La verdad es que lo único que prueban esas manchas y hojas, además de mi gusto
por comer chocolate, es mi carácter siempre desordenado. He tratado de cambiar
ese aspecto de mi persona con cierto ahínco y fracasado con más ahínco aún.
Dicho defecto ha afectado mi vida de forma regular, haciéndome perder cosas valiosas
como cuentos, anillos de plata o tiempo. Hoy vino a mi mente el tema de los
separadores mientras leía algunos artículos de Roberto Bolaño. Tomé un descanso
de mi lectura –tropezada y siempre interrumpida- para tomar un café con mi
hermana. (Carolina -Dios la bendiga- es casi la única persona a la que seguiría
hasta la muerte si me lo pidiera amablemente.) El tema de los separadores
acudió a mi mente al mirar sobre la barra de la cocina el libro con una hoja
que promocionaba los “nuevos modelos de verano” de una boutique sobresaliendo
de él. Nunca pude tomar el hábito de usar separadores propiamente dichos. La
única vez que lo intenté fue por causa de un novio que me regaló un separador
de plata y hueso tallado con motivo de mi cumpleaños. La relación con ese
sujeto fracasó terriblemente, por lo que sobra decir que mis intentos de usar
separadores también. Cada tanto me encuentro con el mentado separador,
arrumbado siempre detrás de mi desastre, seguro en una caja de color azul; y
cada tanto siento culpa de no usarlo y dejar que se manche con el tiempo, culpa
que solamente se ve mermada por el grado de repulsión que siento al pensar en
cómo un objeto tan bello puede mancharse no sólo de manera física sino también
sentimental. Pero bueno, el punto es que no suelo usar separadores –costumbre que
como cualquier otra puede cambiar de un momento a otro y sin aviso- no sólo de
manera literal sino también metafórica. No soy de las personas que doblan un
pedazo pequeño de algún capítulo de sus vidas para poder leerlo cuando se sientan listas; soy más bien
de los individuos que queman las hojas viejas o las tachan con furia -con enojo
de ese que daña no sólo el capítulo sino todo el libro de forma irremediable- o
que siguen escribiendo sobre las páginas del capítulo a menudo y siempre con la
esperanza de que continúe en el punto en que fue dejado. Soy del blanco o
negro, inevitablemente. No me gustan los hilos sueltos en una madeja. Como casi
todas las personas desordenadas, me encuentro con la ironía de que presento
rasgos obsesivo-compulsivos para algunas cosas; así que de la misma manera en que hace tiempo no
toleraba que los alimentos se tocaran entre sí al servirse, tampoco me gusta
que el pasado se mezcle con el presente o lo que es lo mismo: no me gusta que
exista un hilo suelto “por ahi”. Dicha
manía ingenua e infantil se ha moderado poco a poco hasta convertirse en una
especie de capricho y paradoja: las cosas más bonitas que he tenido en la vida
son todas causas de un enorme separador que no pude evitar colocar, ya fuera
por miedo o berrinche, pero separador al fin y al cabo.
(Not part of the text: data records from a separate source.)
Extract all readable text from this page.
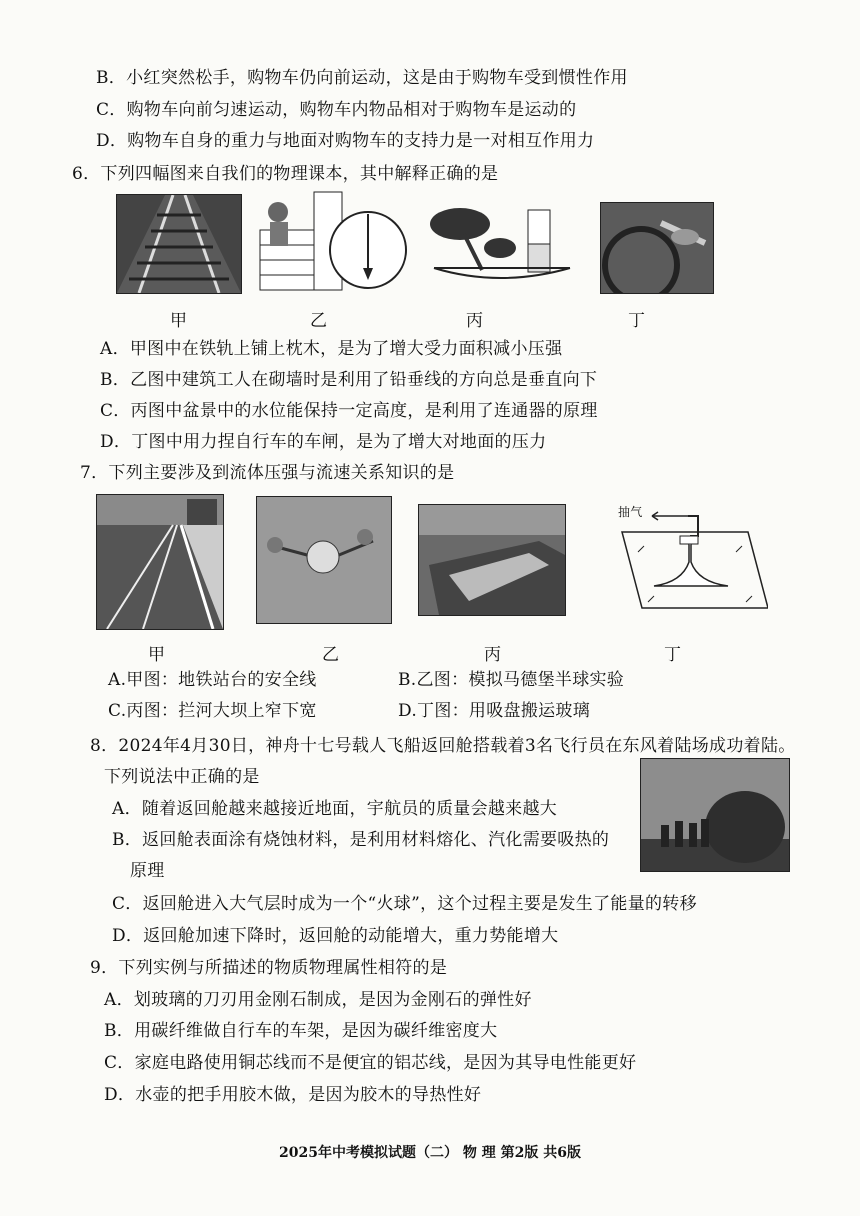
B．小红突然松手，购物车仍向前运动，这是由于购物车受到惯性作用
C．购物车向前匀速运动，购物车内物品相对于购物车是运动的
D．购物车自身的重力与地面对购物车的支持力是一对相互作用力
6．下列四幅图来自我们的物理课本，其中解释正确的是
甲	乙	丙	丁
A．甲图中在铁轨上铺上枕木，是为了增大受力面积减小压强
B．乙图中建筑工人在砌墙时是利用了铅垂线的方向总是垂直向下
C．丙图中盆景中的水位能保持一定高度，是利用了连通器的原理
D．丁图中用力捏自行车的车闸，是为了增大对地面的压力
7．下列主要涉及到流体压强与流速关系知识的是
抽气
甲	乙	丙	丁
A.甲图：地铁站台的安全线	B.乙图：模拟马德堡半球实验
C.丙图：拦河大坝上窄下宽	D.丁图：用吸盘搬运玻璃
8．2024年4月30日，神舟十七号载人飞船返回舱搭载着3名飞行员在东风着陆场成功着陆。
下列说法中正确的是
A．随着返回舱越来越接近地面，宇航员的质量会越来越大
B．返回舱表面涂有烧蚀材料，是利用材料熔化、汽化需要吸热的
原理
C．返回舱进入大气层时成为一个“火球”，这个过程主要是发生了能量的转移
D．返回舱加速下降时，返回舱的动能增大，重力势能增大
9．下列实例与所描述的物质物理属性相符的是
A．划玻璃的刀刃用金刚石制成，是因为金刚石的弹性好
B．用碳纤维做自行车的车架，是因为碳纤维密度大
C．家庭电路使用铜芯线而不是便宜的铝芯线，是因为其导电性能更好
D．水壶的把手用胶木做，是因为胶木的导热性好
2025年中考模拟试题（二） 物 理 第2版 共6版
Como una especie de
nivel que funciona según una intuición femenina o embrujada, la vida ha decido
elegir por mí dónde colocar los puntos suspensivos y doblar la página por si
acaso. Debo reconocer que soy como verdugo sin piedad con memoria de corto
plazo: corto cabezas con hachazos firmes si considero que la falta a mi persona
o apellido es imperdonable, tacharía nombres de agendas telefónicas sin aún
existieran, y rompo gente de
fotografías; pero al tiempo me entra una nostalgia por el pedazo arrancado y
sea que encuentre los pedazos o no, algo hago para reparar la foto aunque nunca
vuelva a colocarla en el álbum. Como niño o perrito asustado de ser descubierto
en la travesura, elijo colocar eso que antaño
fue tan odiado en alguna parte de mi mente o cajón con cierta vergüenza de que
alguien lo encuentre. Pensándolo bien no sé si sea cuestión de falta de memoria,
angustia por algún castigo divino o simple flojera pero lo cierto es que me he
vuelto fodonga con el tiempo y últimamente termino tachando nombres al aventón
y sin ganas porque así lo requieren las reglas de etiqueta y las normas hechas
por las buenas consciencias y los buenos cristianos. Esos que separaron la
historia, ya saben.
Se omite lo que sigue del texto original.